Uncle Joe was makin' his rounds this spring checking the horses and cows
to make sure everything had water. When he got to the bull lot, one of
his prize young Charolais bulls had managed to crawl through one of the
round bale feeders and was lying down happily chewing his cud.
Uncle thought over how to extricate his bull, then went for the tractor.

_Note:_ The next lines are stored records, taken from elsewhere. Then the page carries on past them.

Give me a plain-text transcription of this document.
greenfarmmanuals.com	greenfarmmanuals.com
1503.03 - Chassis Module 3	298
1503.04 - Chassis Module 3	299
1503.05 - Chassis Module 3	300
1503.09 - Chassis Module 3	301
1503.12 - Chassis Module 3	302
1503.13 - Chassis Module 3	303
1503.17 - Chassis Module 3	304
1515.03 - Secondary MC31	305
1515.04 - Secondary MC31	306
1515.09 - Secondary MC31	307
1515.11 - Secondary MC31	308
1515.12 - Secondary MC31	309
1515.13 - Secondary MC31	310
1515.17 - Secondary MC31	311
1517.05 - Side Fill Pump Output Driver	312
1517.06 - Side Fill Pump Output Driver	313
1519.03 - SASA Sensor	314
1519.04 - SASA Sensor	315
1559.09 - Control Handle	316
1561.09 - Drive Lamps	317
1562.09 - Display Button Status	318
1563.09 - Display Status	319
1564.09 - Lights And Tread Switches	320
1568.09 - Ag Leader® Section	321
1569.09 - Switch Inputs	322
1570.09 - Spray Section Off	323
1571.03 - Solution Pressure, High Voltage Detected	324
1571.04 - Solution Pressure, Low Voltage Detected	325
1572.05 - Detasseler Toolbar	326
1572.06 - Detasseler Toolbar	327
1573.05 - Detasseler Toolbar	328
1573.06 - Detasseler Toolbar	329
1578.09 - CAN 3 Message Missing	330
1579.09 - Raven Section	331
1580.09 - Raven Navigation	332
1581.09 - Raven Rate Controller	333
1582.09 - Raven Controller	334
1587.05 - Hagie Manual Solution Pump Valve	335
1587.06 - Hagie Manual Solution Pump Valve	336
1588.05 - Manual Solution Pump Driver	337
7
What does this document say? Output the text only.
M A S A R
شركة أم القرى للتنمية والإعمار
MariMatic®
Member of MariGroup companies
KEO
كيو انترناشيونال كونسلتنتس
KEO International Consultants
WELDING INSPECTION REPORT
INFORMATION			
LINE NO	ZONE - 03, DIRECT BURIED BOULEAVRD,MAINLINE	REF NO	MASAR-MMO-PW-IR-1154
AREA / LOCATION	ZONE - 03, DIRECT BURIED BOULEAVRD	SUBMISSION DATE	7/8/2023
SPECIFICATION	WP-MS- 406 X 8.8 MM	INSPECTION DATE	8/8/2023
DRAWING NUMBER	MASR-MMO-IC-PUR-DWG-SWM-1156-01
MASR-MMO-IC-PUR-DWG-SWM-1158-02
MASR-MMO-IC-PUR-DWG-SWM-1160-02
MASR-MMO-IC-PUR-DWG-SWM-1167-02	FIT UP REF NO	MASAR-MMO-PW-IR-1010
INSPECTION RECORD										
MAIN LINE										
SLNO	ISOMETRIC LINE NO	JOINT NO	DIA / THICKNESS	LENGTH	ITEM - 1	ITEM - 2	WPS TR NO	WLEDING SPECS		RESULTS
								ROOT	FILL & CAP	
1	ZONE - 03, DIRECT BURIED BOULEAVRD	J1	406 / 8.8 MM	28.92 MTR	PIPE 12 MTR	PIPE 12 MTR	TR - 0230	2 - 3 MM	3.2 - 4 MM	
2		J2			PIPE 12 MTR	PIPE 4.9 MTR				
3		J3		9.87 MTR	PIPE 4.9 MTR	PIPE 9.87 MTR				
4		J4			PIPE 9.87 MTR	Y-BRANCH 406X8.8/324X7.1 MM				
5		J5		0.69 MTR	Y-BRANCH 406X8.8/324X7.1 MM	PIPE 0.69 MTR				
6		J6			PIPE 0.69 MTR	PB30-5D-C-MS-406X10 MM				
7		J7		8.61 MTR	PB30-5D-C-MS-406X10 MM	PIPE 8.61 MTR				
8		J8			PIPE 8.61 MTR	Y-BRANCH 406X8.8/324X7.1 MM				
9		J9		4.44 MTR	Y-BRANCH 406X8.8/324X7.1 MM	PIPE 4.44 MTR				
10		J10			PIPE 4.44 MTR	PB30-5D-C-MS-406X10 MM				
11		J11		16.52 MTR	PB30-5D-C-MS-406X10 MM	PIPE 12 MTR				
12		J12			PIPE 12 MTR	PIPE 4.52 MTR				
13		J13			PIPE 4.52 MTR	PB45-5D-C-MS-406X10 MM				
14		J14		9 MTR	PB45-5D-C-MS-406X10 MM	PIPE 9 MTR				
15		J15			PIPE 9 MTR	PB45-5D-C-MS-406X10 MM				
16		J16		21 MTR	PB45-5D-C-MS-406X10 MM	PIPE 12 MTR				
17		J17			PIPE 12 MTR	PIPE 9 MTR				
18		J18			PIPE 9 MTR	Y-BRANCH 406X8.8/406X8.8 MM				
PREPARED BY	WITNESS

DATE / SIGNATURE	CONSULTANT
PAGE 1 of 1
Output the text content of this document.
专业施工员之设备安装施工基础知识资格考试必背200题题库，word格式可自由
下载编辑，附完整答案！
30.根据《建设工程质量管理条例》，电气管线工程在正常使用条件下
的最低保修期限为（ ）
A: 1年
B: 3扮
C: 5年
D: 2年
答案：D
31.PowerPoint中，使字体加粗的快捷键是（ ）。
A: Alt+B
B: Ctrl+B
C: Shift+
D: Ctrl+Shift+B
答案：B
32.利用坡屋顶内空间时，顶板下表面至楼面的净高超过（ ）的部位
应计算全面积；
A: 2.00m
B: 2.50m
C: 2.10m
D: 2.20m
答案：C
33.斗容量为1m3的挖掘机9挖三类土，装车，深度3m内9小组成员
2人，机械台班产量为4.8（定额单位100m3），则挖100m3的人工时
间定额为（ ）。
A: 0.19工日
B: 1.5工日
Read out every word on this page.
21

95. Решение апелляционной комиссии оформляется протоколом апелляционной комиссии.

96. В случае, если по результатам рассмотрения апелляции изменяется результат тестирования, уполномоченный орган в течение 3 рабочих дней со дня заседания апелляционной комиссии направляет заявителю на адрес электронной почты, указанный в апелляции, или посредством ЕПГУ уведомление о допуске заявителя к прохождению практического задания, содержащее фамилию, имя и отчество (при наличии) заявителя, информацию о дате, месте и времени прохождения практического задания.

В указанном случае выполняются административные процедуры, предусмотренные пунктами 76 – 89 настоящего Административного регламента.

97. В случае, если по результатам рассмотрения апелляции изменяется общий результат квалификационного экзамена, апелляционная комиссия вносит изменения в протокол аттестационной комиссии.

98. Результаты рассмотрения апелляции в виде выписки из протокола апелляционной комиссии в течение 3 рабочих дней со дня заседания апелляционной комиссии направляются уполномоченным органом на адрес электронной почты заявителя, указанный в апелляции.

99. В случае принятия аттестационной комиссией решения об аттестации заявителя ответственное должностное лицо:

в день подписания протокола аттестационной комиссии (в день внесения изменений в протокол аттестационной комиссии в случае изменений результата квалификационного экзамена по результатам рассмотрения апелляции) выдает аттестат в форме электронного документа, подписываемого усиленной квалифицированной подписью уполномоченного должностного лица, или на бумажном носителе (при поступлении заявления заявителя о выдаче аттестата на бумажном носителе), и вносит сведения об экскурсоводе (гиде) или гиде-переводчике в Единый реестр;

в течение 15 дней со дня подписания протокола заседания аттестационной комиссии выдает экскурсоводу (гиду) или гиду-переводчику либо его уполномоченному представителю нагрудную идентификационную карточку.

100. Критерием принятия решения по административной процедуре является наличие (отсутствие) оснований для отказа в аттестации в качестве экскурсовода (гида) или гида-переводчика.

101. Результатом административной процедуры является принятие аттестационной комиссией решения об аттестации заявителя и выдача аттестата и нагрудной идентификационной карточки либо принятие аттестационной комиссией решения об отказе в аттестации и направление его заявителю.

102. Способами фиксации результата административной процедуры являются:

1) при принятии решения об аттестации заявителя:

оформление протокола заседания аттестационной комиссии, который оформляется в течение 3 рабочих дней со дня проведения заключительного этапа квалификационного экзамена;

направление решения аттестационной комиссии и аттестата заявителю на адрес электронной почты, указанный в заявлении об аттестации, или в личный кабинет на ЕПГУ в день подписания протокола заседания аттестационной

He'd put the round bale in fresh that morning and had not yet cut the
twine. It made it easy to lift the bale out of the feeder and set it out
of the way. Next, with the lance he tipped the feeder up to let the bull
find his way out BUT…the bull panicked!
In his effort to escape, the bull stuck his head through one of the
slots and took off wearing the feeder around his neck! Joe watched the
crazed critter stampede through the other young bulls in the lot, who,
in turn, went berserk, scattering back and forth as if the iron monster
was attacking them!
The saddle horses in the next pen caught the fever and added to the
chaos by running around, tails in the air, rollers in their nostrils and
fear in their eyes all frightening the bulls who were already scared
Every now and then the feeder would dig into the mud so the back would
tip up along with the butt end of the bull, whose tail was waving in the
air like a loose air pressure hose! Each flip and flop jiggered the
gathering crowd. In one final assault, surrounded by 11
testosterone-powered, adrenaline-fueled, thick-headed white bulls, he
lead the charge through the metal gate out into the farm yard and right
into the machine shed!
In a matter of seconds all livestock cleared the area except for the
barking dogs, Uncle Joe on his tractor and the still struggling captive
bull. Joe called the dogs off and gave the bull five minutes to wiggle
during which time he, the bull, managed to back out of the feeder and
stumble into the yard.
After an hour of pushing, sliding, dislocating, cursing, twisting and a
couple of "back up and take a run at it," maneuvers, Uncle Joe returned
with his welding trailer and removed the stuck-tight round bale
feeder…in three pieces.
Men and machinery in a bull ballet…it never ends.